I felt like some sort of lab rat being grotesquely tortured, completely incapable of understanding the overarching purpose for having electrodes attached to my miniature nipples. I was shaking at this point, my fists balled, my pupils dilated, and my feet twitching in fight or flight response. They asked me some benign questions and things slowed down a little bit. The adrenaline slowly wore off and I sat in a post-ictal state as they talked more about the specifics of the Personal Banker position. I peered out at the glimmering SUVs backed up behind a red light. I observed a woman talking on her phone in one car, looking absolutely crazy as she gesticulated in the absence of context. I alternatingly glanced at the desk, at these people, at my shoes.

‘Are you motivated by financial incentives?’ A bald man officiously squaring a stack of papers over and over again asks me.

‘I don’t think so, no not really. Well….I mean… it depends. I want to earn some money.’ I couldn’t lie, the fear had evaporated. It all fell apart, but the honesty was a release. I knew the job was lost at this moment. I view my general indifference to pecuniary remuneration as a virtue, yet what I had just said was tantamount to confessing to a battery of priests that you don’t believe in god. These people lived for money, they worshiped it. There was no other reason they would work within this nightmare.

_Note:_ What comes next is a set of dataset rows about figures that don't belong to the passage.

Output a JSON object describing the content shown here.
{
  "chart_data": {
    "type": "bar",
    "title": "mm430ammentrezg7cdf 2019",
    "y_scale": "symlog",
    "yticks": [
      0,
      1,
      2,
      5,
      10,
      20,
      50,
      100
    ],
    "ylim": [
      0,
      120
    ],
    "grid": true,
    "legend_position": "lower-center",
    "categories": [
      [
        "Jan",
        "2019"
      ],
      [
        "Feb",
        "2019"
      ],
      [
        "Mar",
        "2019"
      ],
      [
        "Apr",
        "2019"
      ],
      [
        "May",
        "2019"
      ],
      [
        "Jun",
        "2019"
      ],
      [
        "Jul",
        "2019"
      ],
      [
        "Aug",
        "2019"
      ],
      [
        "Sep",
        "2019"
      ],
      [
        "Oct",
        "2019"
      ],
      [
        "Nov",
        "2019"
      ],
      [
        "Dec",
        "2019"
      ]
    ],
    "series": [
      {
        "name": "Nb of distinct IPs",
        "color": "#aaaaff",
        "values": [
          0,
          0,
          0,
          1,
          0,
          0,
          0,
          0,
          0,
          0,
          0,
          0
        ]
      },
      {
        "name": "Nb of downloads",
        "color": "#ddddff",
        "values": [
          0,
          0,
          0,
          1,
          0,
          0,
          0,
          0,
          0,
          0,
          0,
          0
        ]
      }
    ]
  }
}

I walked out of the sterile box into the afternoon sun with new knowledge about myself and the world. Thank you Chase Bank for changing my life. I went home and bought a plane ticket to Mexico that left a few days later. I have never put that suit on again, it currently serves as moth food in some unknown closet.

I am certain that some will read this and perceive me as selfish, privileged, shortsighted, a shirker of duties, an addled mind detached from reality, a bum, naïve. In response: you can take whatever path you would like, but I have chosen a different path, something that can probably be gathered from this strange collection of writing seemingly devoid of purpose. I have had to struggle, but I have found profound happiness and tranquility. I have chosen to make time to sit in the sun, to enjoy my food, to walk, to meditate, to meaningfully converse, to make sumptuous food, to travel, to read, to write, to learn for learning’s sake, to make love, to challenge myself. I watch the frenzied pace of society with the utmost mirth.

I have made the effort to live the life that I want to lead in a world that increasingly seems to strive to make this more difficult.

We can never perceive where the path that we chose to walk will take us, the end is only an illusion, yet we can make decisions in each moment that will continue taking us down the path that we would like to walk. The radiantly profound moments drawing one onward, happiness is found in moments that pass as we walk the path, not in an end or in abstraction. I find my life expanding, flowering with each passing day. I chose this path with full consciousness and all of my heart.

There seem to be few dissenters bothering to speak over the din; I am writing to elucidate that it is an individual’s choice how they lead their life. I am exhorting you to sit down and take the time to figure out what your values are and examine to what degree you are living in accordance with them. You only have so many moments left.